Tailor offers & creative
As brands build more knowledge of their customers, they can tailor both the offers and creative elements (imagery, layout, featured products, etc.) to specific segments. For example, some consumers may prefer lots of product details plus practical application photos. Others may like aspirational lifestyle photos more than product images, and so on.
Data-driven tools such as Quad’s Accelerated Marketing Insights virtual testing platform can help marketers determine which combination of offer and creative will resonate best with each audience segment, isolate individual variables’ performance and leverage learnings for cross-channel integration. Testing before going to market also helps predict response rates, enabling marketers to decide if the lift in response/revenue justifies the investment in personalization.
Use cross-channel touchpoints
Choosing the right channel, or the right combination of channels, is another important aspect of personalization. Channels have different strengths, so coordinating communications across channels delivers the best response. For example, 75% of consumers can recall a brand after receiving a piece of direct mail compared to only 44% after receiving a digital ad, and consumers hold onto mail, making it a valuable addition to direct marketing campaigns.
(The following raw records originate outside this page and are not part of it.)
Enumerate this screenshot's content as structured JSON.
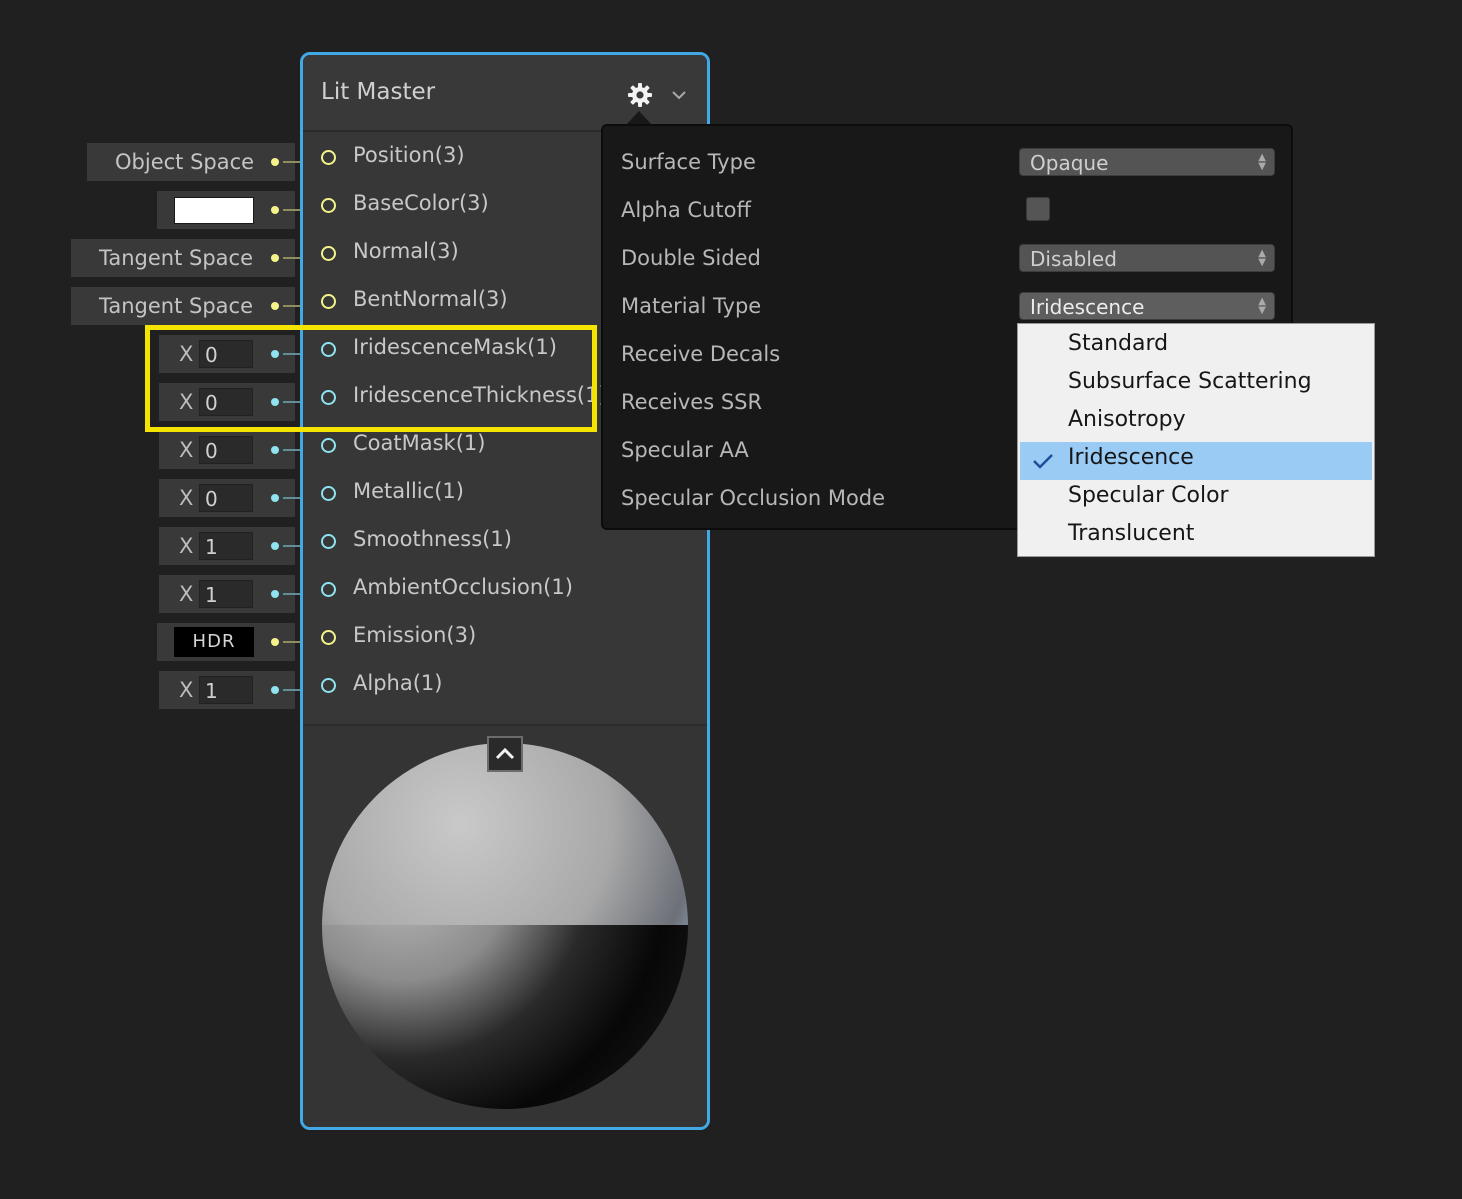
{
  "node": {
    "title": "Lit Master",
    "slots": [
      {
        "name": "Position(3)",
        "type": "vector"
      },
      {
        "name": "BaseColor(3)",
        "type": "vector"
      },
      {
        "name": "Normal(3)",
        "type": "vector"
      },
      {
        "name": "BentNormal(3)",
        "type": "vector"
      },
      {
        "name": "IridescenceMask(1)",
        "type": "scalar"
      },
      {
        "name": "IridescenceThickness(1)",
        "type": "scalar"
      },
      {
        "name": "CoatMask(1)",
        "type": "scalar"
      },
      {
        "name": "Metallic(1)",
        "type": "scalar"
      },
      {
        "name": "Smoothness(1)",
        "type": "scalar"
      },
      {
        "name": "AmbientOcclusion(1)",
        "type": "scalar"
      },
      {
        "name": "Emission(3)",
        "type": "vector"
      },
      {
        "name": "Alpha(1)",
        "type": "scalar"
      }
    ]
  },
  "inputs": [
    {
      "kind": "label",
      "text": "Object Space"
    },
    {
      "kind": "color",
      "value": "#ffffff"
    },
    {
      "kind": "label",
      "text": "Tangent Space"
    },
    {
      "kind": "label",
      "text": "Tangent Space"
    },
    {
      "kind": "float",
      "axis": "X",
      "value": "0"
    },
    {
      "kind": "float",
      "axis": "X",
      "value": "0"
    },
    {
      "kind": "float",
      "axis": "X",
      "value": "0"
    },
    {
      "kind": "float",
      "axis": "X",
      "value": "0"
    },
    {
      "kind": "float",
      "axis": "X",
      "value": "1"
    },
    {
      "kind": "float",
      "axis": "X",
      "value": "1"
    },
    {
      "kind": "hdr",
      "text": "HDR"
    },
    {
      "kind": "float",
      "axis": "X",
      "value": "1"
    }
  ],
  "settings": {
    "rows": [
      {
        "label": "Surface Type",
        "control": "dropdown",
        "value": "Opaque"
      },
      {
        "label": "Alpha Cutoff",
        "control": "checkbox",
        "checked": false
      },
      {
        "label": "Double Sided",
        "control": "dropdown",
        "value": "Disabled"
      },
      {
        "label": "Material Type",
        "control": "dropdown",
        "value": "Iridescence"
      },
      {
        "label": "Receive Decals"
      },
      {
        "label": "Receives SSR"
      },
      {
        "label": "Specular AA"
      },
      {
        "label": "Specular Occlusion Mode"
      }
    ]
  },
  "material_menu": {
    "options": [
      "Standard",
      "Subsurface Scattering",
      "Anisotropy",
      "Iridescence",
      "Specular Color",
      "Translucent"
    ],
    "selected": "Iridescence"
  },
  "colors": {
    "node_border": "#42a8e6",
    "highlight": "#f5e400",
    "vector_port": "#f4f28c",
    "scalar_port": "#8ee3ef",
    "menu_selected": "#99cbf4"
  }
}
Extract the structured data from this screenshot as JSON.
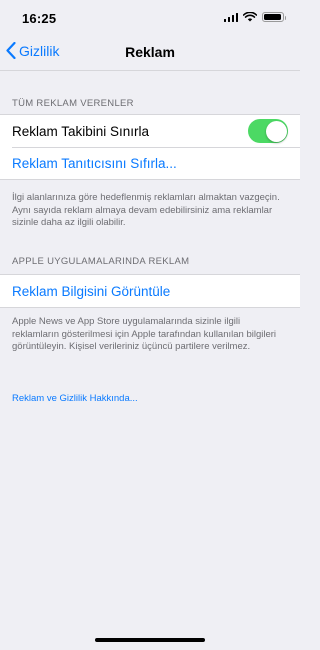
{
  "status_bar": {
    "time": "16:25",
    "battery_level": 0.95
  },
  "nav": {
    "back_label": "Gizlilik",
    "title": "Reklam"
  },
  "section_all_advertisers": {
    "header": "TÜM REKLAM VERENLER",
    "limit_ad_tracking_label": "Reklam Takibini Sınırla",
    "limit_ad_tracking_on": true,
    "reset_identifier_label": "Reklam Tanıtıcısını Sıfırla...",
    "footer": "İlgi alanlarınıza göre hedeflenmiş reklamları almaktan vazgeçin. Aynı sayıda reklam almaya devam edebilirsiniz ama reklamlar sizinle daha az ilgili olabilir."
  },
  "section_apple_apps": {
    "header": "APPLE UYGULAMALARINDA REKLAM",
    "view_ad_info_label": "Reklam Bilgisini Görüntüle",
    "footer": "Apple News ve App Store uygulamalarında sizinle ilgili reklamların gösterilmesi için Apple tarafından kullanılan bilgileri görüntüleyin. Kişisel verileriniz üçüncü partilere verilmez."
  },
  "about_link": "Reklam ve Gizlilik Hakkında...",
  "colors": {
    "accent": "#0a7aff",
    "toggle_on": "#4cd964",
    "background": "#efeff4"
  }
}
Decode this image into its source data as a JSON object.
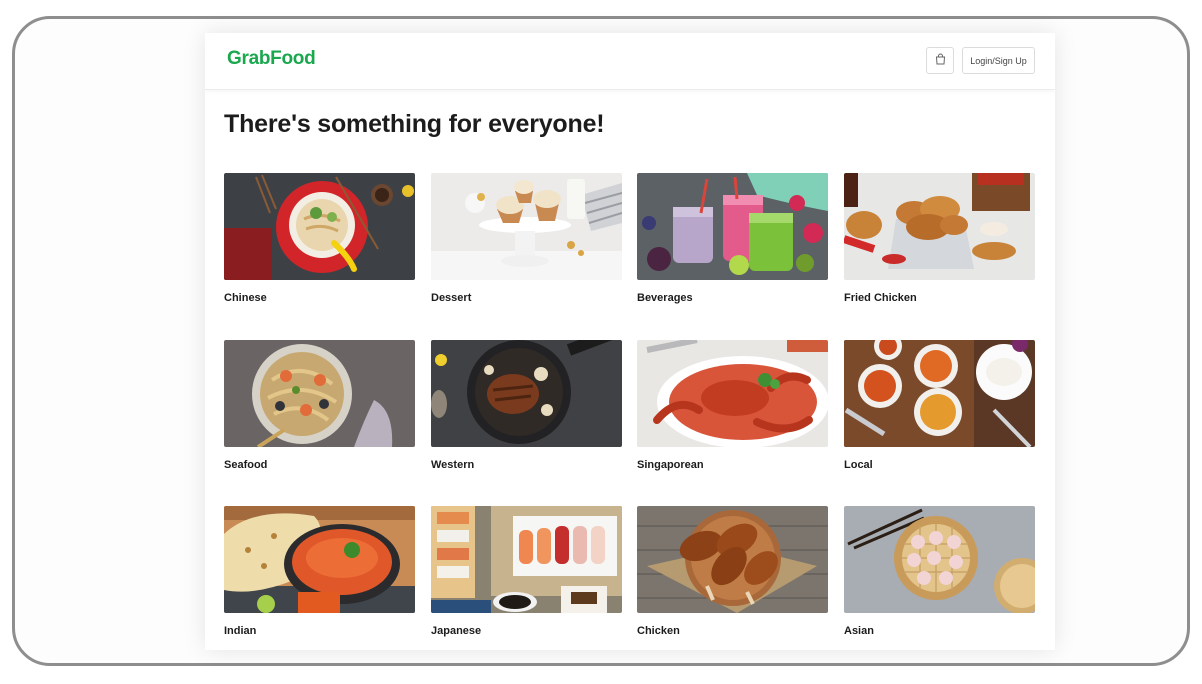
{
  "app": {
    "logo": "GrabFood",
    "cart_icon": "shopping-bag-icon",
    "login_label": "Login/Sign Up",
    "brand_color": "#1aa84e"
  },
  "main": {
    "title": "There's something for everyone!"
  },
  "categories": [
    {
      "label": "Chinese",
      "image": "noodle-bowl-image"
    },
    {
      "label": "Dessert",
      "image": "cupcakes-image"
    },
    {
      "label": "Beverages",
      "image": "smoothies-image"
    },
    {
      "label": "Fried Chicken",
      "image": "fried-chicken-image"
    },
    {
      "label": "Seafood",
      "image": "seafood-pasta-image"
    },
    {
      "label": "Western",
      "image": "steak-skillet-image"
    },
    {
      "label": "Singaporean",
      "image": "chilli-crab-image"
    },
    {
      "label": "Local",
      "image": "curry-dishes-image"
    },
    {
      "label": "Indian",
      "image": "curry-naan-image"
    },
    {
      "label": "Japanese",
      "image": "sushi-platter-image"
    },
    {
      "label": "Chicken",
      "image": "roast-drumsticks-image"
    },
    {
      "label": "Asian",
      "image": "dim-sum-basket-image"
    }
  ]
}
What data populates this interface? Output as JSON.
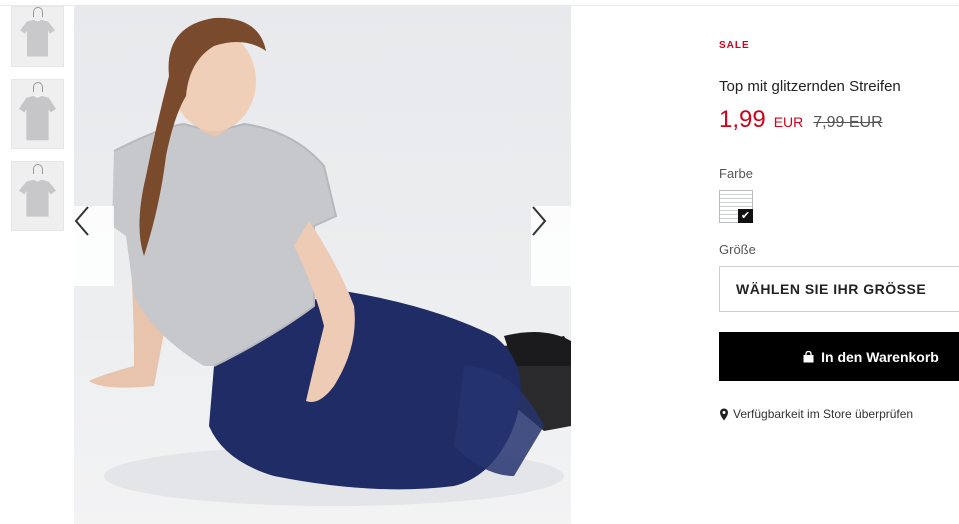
{
  "gallery": {
    "thumbnails": [
      {
        "name": "thumb-1"
      },
      {
        "name": "thumb-2"
      },
      {
        "name": "thumb-3"
      }
    ],
    "prev_icon": "chevron-left-icon",
    "next_icon": "chevron-right-icon"
  },
  "product": {
    "badge": "SALE",
    "title": "Top mit glitzernden Streifen",
    "price_now": "1,99",
    "currency": "EUR",
    "price_old": "7,99 EUR",
    "color_label": "Farbe",
    "size_label": "Größe",
    "size_select": "WÄHLEN SIE IHR GRÖSSE",
    "cart_button": "In den Warenkorb",
    "store_link": "Verfügbarkeit im Store überprüfen"
  },
  "colors": {
    "sale_red": "#d0021b",
    "button_black": "#000000"
  }
}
Another very effective element is to use 1:1 Flowcodes — a Flowcode unique to each consumer — in print communications that send individuals to customized digital content. (Flowcode, a Quad partner, is an advanced QR code platform.) Flowcodes help marketers understand their customers, noted Quad’s Puterbaugh. They can be used to gather more information for your customer database.
“A key part of understanding audiences is to look at the actions they take — where they spend their time, where they spend their money, etc. Scanning a QR code is a specific action that shows intent, typically top-of-the-funnel intent, and often correlates to high conversion rates,” he explained. “Having 1:1 Flowcodes allows marketers to associate actions/interests with specific households on a mailing list.”
The offline piece can also be tailored to individual customers.
Often, generating content at scale can be a barrier to moving to more personalized direct marketing. One way to deal with this is to leverage technology that enables the dynamic creation and optimization of content. These centralized, automated systems are well suited to retail solutions when you have a fixed number of assets (e.g., coupons, offers) in which you need to alter specific aspects of the content (e.g., expiration dates, offer amounts, etc.).
The next best action
Each personalization capability builds on the previous one, and every one is worth developing given the growing demand by consumers for personalized communication that we reviewed in Part 1 of The personalization disconnect.
One useful way to approach personalization holistically is to think about what’s the next best use of your marketing dollar and what’s the next best action, advises Puterbaugh.
“Ask yourself, ‘Do I have someone’s email address?’ Then if you don’t, you should be doing x type of marketing. Or if you do, but don’t know where they live, then you should be doing y type of marketing. Or you have their email and street address, and they just watched a video on your website, you should be doing something else,” he explains. “The idea of the next best action is, what do you need to do to engage people as you move them through a journey with your company, from buying to cross-selling to upselling.”